The 14 prehistoric paintings studied including 12 human hand stencils, two naturalistic animal depictions - one showing an animal called a babirusa or "pig-deer", and the other showing a pig – date back to at least 40,000 years ago, according to the study published in Nature.
"It was previously thought that Western Europe was the centre piece of a symbolic explosion in early human artistic activity such as cave painting and other forms of image-making, including figurative art, around 40,000 years ago," said dating expert Maxime Aubert of Australia's Griffith University.
He believes that cave art was made at opposite ends of the Pleistocene Eurasian world at about the same time, suggesting these practices have deeper origins — perhaps in Africa before our species left this continent and spread across the globe.
Cave art is recognised as an indicator of abstract thought believed to be the hallmark of modern human.
A pigment called red ochre was used to produce the red and mulberry-coloured paintings, reports Reuters.
The artists made the hand stencils by blowing or spraying paint around hands pressed against rock surfaces.

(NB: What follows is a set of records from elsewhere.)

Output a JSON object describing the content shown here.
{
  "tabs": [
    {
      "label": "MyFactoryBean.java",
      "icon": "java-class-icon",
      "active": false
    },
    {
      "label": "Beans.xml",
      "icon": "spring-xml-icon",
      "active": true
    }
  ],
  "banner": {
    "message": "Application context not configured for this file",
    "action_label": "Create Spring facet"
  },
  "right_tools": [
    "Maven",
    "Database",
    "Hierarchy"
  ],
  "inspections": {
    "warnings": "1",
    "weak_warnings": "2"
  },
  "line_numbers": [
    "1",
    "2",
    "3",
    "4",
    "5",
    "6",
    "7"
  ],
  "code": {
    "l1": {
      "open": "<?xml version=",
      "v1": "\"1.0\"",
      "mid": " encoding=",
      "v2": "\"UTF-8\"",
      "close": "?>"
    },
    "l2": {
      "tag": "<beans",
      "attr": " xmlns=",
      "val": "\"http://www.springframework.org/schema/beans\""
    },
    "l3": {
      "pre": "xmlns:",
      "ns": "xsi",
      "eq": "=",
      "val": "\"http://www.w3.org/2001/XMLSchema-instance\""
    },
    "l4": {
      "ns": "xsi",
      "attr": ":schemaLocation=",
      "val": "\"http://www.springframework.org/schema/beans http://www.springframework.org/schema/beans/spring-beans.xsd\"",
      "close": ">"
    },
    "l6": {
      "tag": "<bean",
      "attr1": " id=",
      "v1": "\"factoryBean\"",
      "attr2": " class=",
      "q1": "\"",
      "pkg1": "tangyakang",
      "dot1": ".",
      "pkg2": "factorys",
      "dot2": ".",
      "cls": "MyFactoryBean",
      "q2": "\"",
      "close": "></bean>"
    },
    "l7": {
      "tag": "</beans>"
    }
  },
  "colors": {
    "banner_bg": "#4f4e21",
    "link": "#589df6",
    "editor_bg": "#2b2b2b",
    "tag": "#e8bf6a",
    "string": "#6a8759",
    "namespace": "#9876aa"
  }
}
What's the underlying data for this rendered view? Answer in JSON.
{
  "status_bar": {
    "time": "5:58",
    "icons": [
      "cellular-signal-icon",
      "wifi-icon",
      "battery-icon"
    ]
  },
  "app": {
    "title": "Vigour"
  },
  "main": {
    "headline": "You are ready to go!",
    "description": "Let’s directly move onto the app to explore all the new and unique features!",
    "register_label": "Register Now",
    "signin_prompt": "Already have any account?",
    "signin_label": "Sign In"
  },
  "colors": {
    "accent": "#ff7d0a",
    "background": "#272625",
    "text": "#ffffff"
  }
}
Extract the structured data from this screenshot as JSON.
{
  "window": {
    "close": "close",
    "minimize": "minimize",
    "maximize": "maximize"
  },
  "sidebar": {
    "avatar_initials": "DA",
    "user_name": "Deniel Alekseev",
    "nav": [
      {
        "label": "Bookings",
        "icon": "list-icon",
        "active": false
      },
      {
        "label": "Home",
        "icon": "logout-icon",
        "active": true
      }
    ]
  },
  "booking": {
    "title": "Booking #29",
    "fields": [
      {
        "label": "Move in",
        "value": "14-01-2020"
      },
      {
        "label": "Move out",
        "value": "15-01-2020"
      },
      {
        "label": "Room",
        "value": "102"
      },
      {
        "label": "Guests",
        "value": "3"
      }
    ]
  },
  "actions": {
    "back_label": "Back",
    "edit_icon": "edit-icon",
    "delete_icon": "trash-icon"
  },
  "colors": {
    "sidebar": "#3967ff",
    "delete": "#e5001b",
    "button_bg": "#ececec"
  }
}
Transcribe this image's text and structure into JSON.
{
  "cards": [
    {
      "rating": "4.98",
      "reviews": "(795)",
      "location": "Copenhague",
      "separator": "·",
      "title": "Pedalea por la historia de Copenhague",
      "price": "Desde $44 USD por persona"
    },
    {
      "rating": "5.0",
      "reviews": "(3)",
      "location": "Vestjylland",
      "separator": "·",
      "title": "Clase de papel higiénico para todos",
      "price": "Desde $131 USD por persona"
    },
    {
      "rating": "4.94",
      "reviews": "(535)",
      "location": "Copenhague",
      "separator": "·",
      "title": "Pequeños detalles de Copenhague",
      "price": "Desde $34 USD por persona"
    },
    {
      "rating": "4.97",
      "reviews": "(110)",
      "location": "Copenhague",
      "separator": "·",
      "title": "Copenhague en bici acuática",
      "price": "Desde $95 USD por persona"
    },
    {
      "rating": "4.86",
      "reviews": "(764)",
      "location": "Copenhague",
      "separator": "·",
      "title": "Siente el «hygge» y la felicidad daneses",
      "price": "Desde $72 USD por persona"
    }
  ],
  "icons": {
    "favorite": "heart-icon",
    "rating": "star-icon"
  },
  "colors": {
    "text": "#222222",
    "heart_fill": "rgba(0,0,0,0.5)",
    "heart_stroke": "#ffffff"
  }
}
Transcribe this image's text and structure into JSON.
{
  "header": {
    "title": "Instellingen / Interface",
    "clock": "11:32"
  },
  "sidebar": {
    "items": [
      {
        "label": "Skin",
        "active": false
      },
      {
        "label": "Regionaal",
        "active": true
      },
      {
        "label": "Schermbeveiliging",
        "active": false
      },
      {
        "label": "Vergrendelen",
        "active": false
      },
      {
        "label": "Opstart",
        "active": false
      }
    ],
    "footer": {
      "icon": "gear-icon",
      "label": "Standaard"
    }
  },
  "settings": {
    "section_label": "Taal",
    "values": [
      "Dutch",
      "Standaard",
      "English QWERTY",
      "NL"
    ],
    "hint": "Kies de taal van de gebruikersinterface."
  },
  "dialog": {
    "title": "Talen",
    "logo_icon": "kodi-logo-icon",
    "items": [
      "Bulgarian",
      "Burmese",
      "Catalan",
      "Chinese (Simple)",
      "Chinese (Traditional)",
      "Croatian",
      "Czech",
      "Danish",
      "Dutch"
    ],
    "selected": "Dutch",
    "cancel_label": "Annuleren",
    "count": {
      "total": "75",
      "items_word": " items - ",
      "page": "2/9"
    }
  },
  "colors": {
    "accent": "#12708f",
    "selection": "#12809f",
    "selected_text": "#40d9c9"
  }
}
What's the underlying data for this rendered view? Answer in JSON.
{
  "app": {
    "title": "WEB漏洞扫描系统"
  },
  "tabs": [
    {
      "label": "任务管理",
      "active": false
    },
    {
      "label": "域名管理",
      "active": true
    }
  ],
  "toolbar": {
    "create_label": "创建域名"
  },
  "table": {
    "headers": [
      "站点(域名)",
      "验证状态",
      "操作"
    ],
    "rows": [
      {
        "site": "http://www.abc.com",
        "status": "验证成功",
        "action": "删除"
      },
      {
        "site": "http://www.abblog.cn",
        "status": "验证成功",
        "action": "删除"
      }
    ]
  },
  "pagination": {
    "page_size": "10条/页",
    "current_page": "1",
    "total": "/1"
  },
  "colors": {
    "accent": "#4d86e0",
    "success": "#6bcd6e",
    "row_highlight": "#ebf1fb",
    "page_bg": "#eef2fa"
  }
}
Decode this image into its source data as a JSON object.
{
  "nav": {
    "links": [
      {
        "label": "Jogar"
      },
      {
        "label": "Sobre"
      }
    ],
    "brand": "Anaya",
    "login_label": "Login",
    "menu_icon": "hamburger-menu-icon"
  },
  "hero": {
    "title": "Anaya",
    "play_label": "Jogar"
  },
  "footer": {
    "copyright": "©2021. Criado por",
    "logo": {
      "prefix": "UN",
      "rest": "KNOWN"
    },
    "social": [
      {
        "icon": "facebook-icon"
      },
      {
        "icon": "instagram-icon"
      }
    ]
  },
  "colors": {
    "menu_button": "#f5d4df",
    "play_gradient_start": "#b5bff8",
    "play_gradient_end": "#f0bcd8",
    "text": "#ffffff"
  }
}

The caves were known to contain art but these were believed to be not older than 10,000 years old.
It was only recently that scientists set out to identify the age of the paintings using a method based on the radioactive decay of uranium in small mineral growths that formed on the paintings.
By measuring the ratio of uranium to thorium in the minerals, scientists determined the minimum age of the underlying artwork.
The hand stencil is at least about 40,000 years ago while the animal figures are at least 35,000 years old.
However, since uranium dating only provides a minimum age, these paintings could be much older, writes LiveScience.
Scientists studying the origins of art and abstract thought should shift their attention to Africa, Asia and Oceania, according to Benjamin Smith, a rock-art expert and a professor at the University of Western Australia.